The company has confirmed the changes in the employee, now expressed whether it was at a point near Rentabellia.
“Vendase has been reconstructed in both its work and operations. We want to focus on the company’s company and managing ourselves, to facilitate OPEX-heavy operations with technology,” he said.
The company says that more financially increased, while the company is aimed at promoting the productivity of employees. “We only spend what we have earned, which keeps us in a row and profitability in profitability,” he said.
More than 150 employees have been remembered, the vende is betting in EU-based efficiency to reduce internal reconstruction, fresh capital and costs and reduce operations. As the company pointed out, it means that it is aimed at growth and gradually warehouses and logistics operations and double growth and double growth and credit market in the credit market.
In 2019, Tunde Kara, Olumide Fyandin, Gatumi Aliyu and Wale Oyepeju, Vendeas, African restaurants and food purchases for food enterprises were established.

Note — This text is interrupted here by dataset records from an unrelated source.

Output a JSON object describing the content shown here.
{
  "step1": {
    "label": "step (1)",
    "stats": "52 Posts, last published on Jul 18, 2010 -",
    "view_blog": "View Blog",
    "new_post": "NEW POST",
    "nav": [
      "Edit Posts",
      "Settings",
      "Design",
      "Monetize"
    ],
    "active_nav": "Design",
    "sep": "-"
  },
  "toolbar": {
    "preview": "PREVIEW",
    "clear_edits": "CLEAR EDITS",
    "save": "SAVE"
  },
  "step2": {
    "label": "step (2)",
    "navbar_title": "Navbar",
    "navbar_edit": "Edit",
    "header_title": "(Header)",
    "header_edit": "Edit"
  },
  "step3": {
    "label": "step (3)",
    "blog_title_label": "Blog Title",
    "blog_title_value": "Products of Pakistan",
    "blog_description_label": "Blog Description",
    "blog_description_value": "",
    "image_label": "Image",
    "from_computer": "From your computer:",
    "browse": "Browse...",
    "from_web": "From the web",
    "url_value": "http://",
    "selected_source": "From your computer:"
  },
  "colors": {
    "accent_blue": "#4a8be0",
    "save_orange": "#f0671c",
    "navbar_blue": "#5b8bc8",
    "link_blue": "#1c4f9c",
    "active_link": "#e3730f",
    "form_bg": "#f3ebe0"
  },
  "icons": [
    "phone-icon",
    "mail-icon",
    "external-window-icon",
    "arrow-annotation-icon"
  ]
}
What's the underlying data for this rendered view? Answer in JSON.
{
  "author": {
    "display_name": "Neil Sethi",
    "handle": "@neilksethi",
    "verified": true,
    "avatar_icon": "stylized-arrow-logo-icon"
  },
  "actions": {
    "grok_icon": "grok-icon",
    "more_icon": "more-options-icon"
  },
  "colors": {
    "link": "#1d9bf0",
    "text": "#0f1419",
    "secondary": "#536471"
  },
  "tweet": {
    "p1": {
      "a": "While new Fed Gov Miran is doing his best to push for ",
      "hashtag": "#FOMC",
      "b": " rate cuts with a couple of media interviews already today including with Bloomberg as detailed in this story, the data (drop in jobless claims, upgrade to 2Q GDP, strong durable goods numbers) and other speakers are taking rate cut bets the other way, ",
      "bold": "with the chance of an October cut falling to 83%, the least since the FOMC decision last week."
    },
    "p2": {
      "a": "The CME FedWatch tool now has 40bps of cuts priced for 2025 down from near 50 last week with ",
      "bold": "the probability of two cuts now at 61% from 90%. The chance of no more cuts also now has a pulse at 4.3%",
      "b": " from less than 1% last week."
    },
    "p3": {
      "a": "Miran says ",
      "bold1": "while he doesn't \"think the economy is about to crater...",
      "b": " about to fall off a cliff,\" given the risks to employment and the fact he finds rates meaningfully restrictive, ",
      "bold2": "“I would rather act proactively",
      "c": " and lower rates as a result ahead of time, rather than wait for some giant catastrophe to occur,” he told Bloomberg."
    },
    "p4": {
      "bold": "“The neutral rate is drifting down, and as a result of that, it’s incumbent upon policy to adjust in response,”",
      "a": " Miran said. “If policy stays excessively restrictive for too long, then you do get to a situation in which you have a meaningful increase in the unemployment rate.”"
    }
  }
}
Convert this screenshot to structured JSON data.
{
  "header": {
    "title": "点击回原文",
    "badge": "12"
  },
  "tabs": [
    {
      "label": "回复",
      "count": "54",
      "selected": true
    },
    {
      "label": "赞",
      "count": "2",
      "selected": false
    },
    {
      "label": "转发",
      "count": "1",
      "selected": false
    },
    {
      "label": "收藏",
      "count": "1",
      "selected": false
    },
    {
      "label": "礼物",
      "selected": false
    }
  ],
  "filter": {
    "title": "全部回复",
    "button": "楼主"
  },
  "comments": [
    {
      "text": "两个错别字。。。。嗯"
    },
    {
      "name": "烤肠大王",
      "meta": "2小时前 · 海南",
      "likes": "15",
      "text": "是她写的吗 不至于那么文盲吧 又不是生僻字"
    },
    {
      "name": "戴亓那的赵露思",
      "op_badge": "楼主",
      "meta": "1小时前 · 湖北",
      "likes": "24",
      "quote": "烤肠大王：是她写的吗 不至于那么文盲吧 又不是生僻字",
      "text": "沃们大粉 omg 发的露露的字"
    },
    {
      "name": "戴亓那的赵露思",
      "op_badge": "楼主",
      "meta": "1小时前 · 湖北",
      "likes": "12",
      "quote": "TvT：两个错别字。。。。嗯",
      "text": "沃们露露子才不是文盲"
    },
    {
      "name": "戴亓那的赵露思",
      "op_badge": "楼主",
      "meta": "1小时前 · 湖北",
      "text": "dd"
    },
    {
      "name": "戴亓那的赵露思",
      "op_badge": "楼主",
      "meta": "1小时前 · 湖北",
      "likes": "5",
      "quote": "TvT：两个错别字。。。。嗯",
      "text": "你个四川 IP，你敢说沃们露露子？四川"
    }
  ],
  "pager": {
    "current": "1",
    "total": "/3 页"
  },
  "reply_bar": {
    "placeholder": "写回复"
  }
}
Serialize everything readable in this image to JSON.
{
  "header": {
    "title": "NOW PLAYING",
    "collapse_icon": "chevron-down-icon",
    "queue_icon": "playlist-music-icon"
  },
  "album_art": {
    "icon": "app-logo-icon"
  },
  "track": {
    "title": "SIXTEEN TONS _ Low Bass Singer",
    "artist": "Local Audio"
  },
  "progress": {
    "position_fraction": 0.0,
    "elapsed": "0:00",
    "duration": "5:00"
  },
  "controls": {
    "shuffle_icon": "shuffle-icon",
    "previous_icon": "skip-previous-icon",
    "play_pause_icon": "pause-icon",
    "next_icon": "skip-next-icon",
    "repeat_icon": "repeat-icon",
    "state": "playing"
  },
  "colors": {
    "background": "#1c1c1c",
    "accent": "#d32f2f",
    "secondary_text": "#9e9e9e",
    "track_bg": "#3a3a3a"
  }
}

The beginning, it was claimed that the cost of food supply, which is the value of the enterprises working every year. There was up to 2022 400,000 metric tons of food for more than 2000 clients were transferredThe acquisition said that the cost of purchasing costs $ 2 million and Nigeria, on its main market, reducing the costs of jumping for about $ 500,000.
However, the last two years, the vende and many of the many Nigeria were brutal without FX-denomination income. The series in September 2022, Nigeria’s revenues in Naira have risen three times, but in the last three years, the sharing depreciation of the currency has deleted gains according to the dollar terms. Inflation increased operating costs to increase the income for capital and human intensity.
Over the past year, one of the main income drivers of the vende is then paid the product. Traditional loans often avoid food institutions due to volatility and fragmentation. However, Vendase manages the knowledge of the credit chain with a market place connecting financial institutions with food institutions.
The company requires a standard rate under 1% over the past two years and has More than $ 70 million on credit Since September 2024.
CFO Mohamed Chaudry has joined January 2024, helped to identify BNPL as the main way of profitability. But despite some of the last sticks, the loan product is not enough to get a vendee there.
His appointment has set off the proceeding again to tighten financial controls and expand the cash runway, which can last only a few months according to sources.
Thus, the company will use a bridge to increase the round and in negotiations with new investors, it will be used to finance technology growth and expanding than the operating costs.
Meanwhile, the sources also say that Vendea Horeca (hotels, restaurant, restaurant and catering) and other players in the FMCG sector are investigating potential sales.
The company is in addition to the controversy, and it insists that it is another way. “When you are a fast-growing job that works in a unique space, especially for M & A, yes, Vendeye approached, but the founders are not sold soon, we pay attention to a spokesman,” he said.